O jogo de bicho antes de fazer parte das
contravenções, há muitos
anos atrás, logo depois do tempo que se amarrava cachorro com linguiça, já foi poético e motivo de começo de amizades que desafiaram e desafiam o tempo.
anos atrás, logo depois do tempo que se amarrava cachorro com linguiça, já foi poético e motivo de começo de amizades que desafiaram e desafiam o tempo.

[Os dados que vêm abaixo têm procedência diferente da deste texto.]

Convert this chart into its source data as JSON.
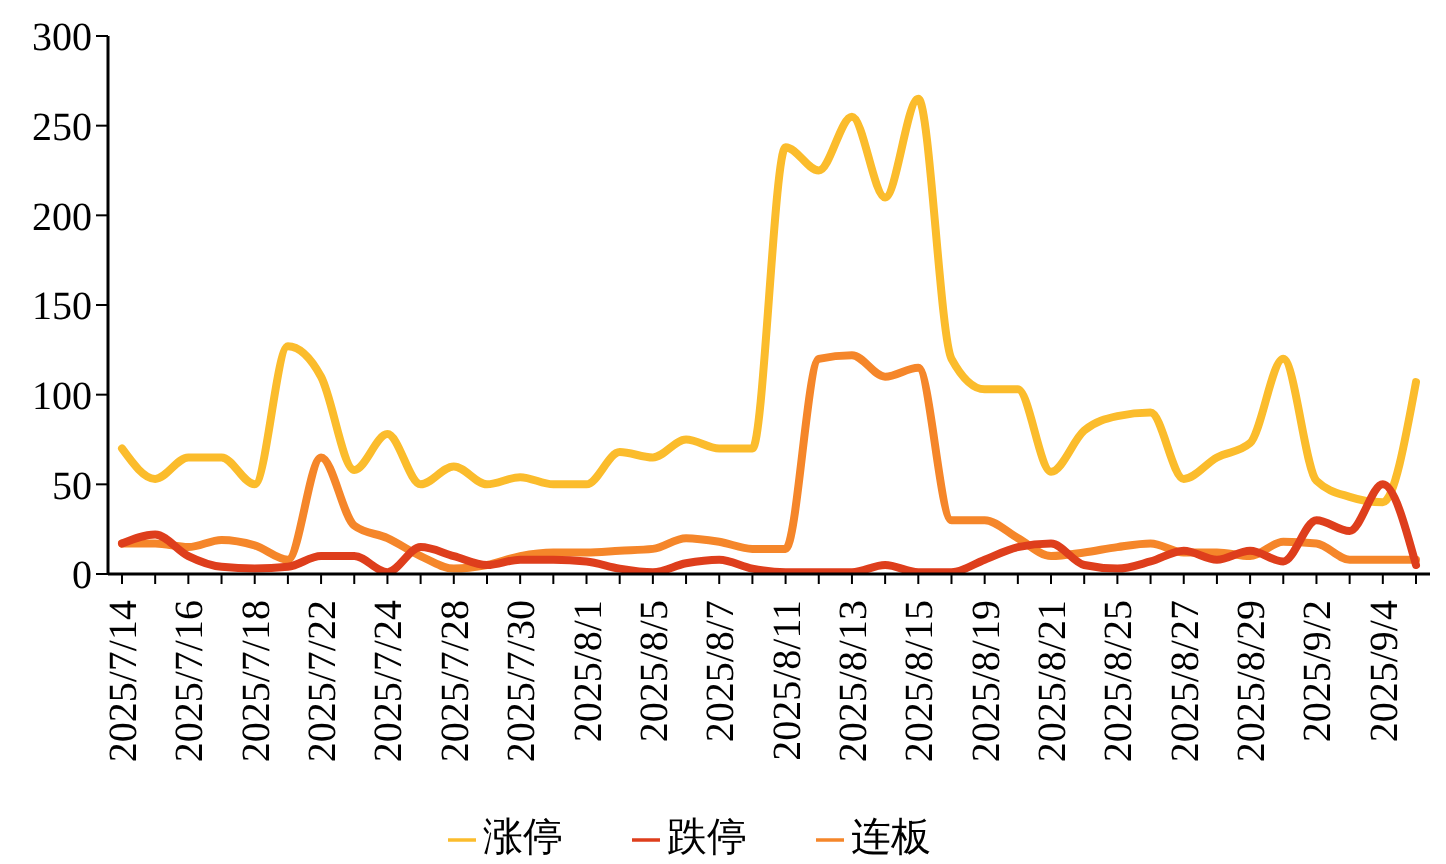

As comadres daquela época, sem rádios que conseguissem
sintonizar bem a Rádio Nacional do Rio de Janeiro e, por isso, não conseguiam
ouvir e nem fazer parte das fãs que gritavam nos auditórios os nomes dos
artistas da época: Orlando Silva, Nelson Gonçalves, Francisco Alves, Carlos Galhardo
e muitos outros, buscavam no bate papo a convivência social que o ser humano
não pode prescindir.
— Com quem a senhora sonhou esta noite, comadre?
Era a primeira pergunta, logo após o café da manhã, no
primeiro encontro das mulheres.
Se o sonho havia sido com alguém muito gordo, o bicho
do palpite infalível era o elefante.
Se o sonho era com um moço bonito, o bicho do dia era
o tigre.
Se o sonho era com o moço delicado, descarregavam os
tostões no grupo do veado.
Sonhando com a mulher que se vestia modernamente, era
certo que a borboleta ia dar no primeiro prêmio.
Se o homem ou o pai bravo era o personagem do sonho, à
tarde não dava outro, dava leão.
Assim, a imaginação das comadres dava trato à
criatividade.
História verídica conta que duas ou três comadres, lá
pelas nove horas da manhã, assumiam os deveres de fazer o almoço, arrumar a
casa e passar roupa para outra que, por sua facilidade em sonhar, ia para cama
dormir, das nove horas até o meio dia, para que todas pudessem descarregar os
minguados tostões no palpite que advinha do sonho da felizarda.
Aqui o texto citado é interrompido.